The instrument was piloted with five patients, met a Flesh-Kincaid fifth-grade reading level, and was in English, a language accessible to 90% of this hospital's patients (personal communication, Harborview Interpreter Services, 2 July 2010). We collected patient demographics and expectations as to physician communication regarding laboratory testing.
The remaining sections addressed HCV, HIV, and diabetes. Each section was preceded by a brief description of the disease and a statement that some people do not learn about their condition until they are sick. Initial questions in each section asked subjects' disease status and risk factors, followed by a series of questions about aspects of universal screening detailed in the accompanying tables. All questions were asked of HCV, but to ensure brevity only a subset of questions were included in sections on HIV and diabetes. The primary outcome variable, asked of HCV and HIV, allowed respondents to select one of three screening options: (1) universal screening of all blood samples without patient knowledge of the test and without receiving negative results, (2) universal screening without receiving negative results but with a chance to refuse testing, or (3) screening based on clinician judgment. Comments were solicited at the end of the survey.

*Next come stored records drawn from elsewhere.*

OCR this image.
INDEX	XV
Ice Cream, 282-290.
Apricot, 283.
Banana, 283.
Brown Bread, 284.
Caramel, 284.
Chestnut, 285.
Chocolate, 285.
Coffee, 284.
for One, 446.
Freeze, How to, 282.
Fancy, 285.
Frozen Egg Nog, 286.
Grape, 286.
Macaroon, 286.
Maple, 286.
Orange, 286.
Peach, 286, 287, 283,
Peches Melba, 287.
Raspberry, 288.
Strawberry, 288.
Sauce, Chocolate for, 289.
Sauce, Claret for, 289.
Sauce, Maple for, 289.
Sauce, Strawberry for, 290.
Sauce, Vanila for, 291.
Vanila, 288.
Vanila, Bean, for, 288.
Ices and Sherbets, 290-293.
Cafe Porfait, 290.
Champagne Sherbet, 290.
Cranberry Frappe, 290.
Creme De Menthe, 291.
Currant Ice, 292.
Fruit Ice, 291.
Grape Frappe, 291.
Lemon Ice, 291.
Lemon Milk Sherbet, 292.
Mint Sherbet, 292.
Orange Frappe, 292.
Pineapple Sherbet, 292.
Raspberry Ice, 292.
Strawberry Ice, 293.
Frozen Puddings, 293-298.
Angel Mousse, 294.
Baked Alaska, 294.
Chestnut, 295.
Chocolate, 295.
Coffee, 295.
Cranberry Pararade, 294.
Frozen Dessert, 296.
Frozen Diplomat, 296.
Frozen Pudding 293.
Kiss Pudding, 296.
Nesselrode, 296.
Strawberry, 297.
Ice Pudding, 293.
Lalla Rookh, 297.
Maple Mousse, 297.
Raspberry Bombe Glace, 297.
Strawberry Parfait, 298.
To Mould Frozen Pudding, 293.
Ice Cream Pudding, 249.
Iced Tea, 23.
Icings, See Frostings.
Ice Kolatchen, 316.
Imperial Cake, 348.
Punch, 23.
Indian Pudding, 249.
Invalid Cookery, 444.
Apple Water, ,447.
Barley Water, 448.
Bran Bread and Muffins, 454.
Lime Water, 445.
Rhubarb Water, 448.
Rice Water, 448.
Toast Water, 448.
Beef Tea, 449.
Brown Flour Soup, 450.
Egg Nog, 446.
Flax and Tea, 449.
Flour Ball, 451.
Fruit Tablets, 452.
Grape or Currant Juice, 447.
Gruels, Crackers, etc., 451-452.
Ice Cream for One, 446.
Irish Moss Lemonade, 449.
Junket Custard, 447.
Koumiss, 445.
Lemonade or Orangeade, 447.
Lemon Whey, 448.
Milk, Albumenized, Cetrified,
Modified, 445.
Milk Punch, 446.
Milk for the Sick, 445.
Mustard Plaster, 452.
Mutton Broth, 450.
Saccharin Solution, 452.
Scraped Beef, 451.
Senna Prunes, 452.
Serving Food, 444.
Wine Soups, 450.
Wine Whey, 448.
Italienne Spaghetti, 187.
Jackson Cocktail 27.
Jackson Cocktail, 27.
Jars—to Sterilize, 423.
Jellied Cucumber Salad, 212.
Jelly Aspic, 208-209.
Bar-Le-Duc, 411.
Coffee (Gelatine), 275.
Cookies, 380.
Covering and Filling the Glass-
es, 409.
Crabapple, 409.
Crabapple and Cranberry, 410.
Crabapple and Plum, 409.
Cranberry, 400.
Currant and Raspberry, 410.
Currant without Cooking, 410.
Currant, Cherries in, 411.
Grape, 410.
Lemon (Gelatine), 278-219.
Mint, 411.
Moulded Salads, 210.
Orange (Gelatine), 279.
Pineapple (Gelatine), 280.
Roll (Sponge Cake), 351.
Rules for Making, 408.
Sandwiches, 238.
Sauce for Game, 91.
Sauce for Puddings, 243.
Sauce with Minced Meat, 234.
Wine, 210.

Forty surveys were collected from each of five clinics (General Medicine, Family Medicine, Womens', General Surgery, and Orthopedics), selected to represent the diverse nature of outpatient care, including primary care serving a largely inner-city population and surgical care serving five northwest states. Researchers sequentially approached all patients in the waiting room after they had checked into the clinic and completed registration paperwork. Eligible subjects were more than 15 years of age, able to communicate in English, and had not previously completed the survey. Interested subjects were provided an "information sheet" in lieu of signed consent and, if they still wanted to participate, a survey and pencil. Subjects completed the survey in the waiting area or a clinic room and received $5 compensation when they returned the completed survey to the researcher. All data collection activities were completed in August 2010.
Data were analyzed with STATA 11.1, utilizing descriptive statistics, Pearson's Chi-square, and McNemar's test of matched pairs. To evaluate for any associations with the primary outcome of preferred screening method, we collapsed the two options for universal screening and compared those respondents to those who preferred screening by clinician judgment. Missing values were excluded. We coded optional comments based on identified themes.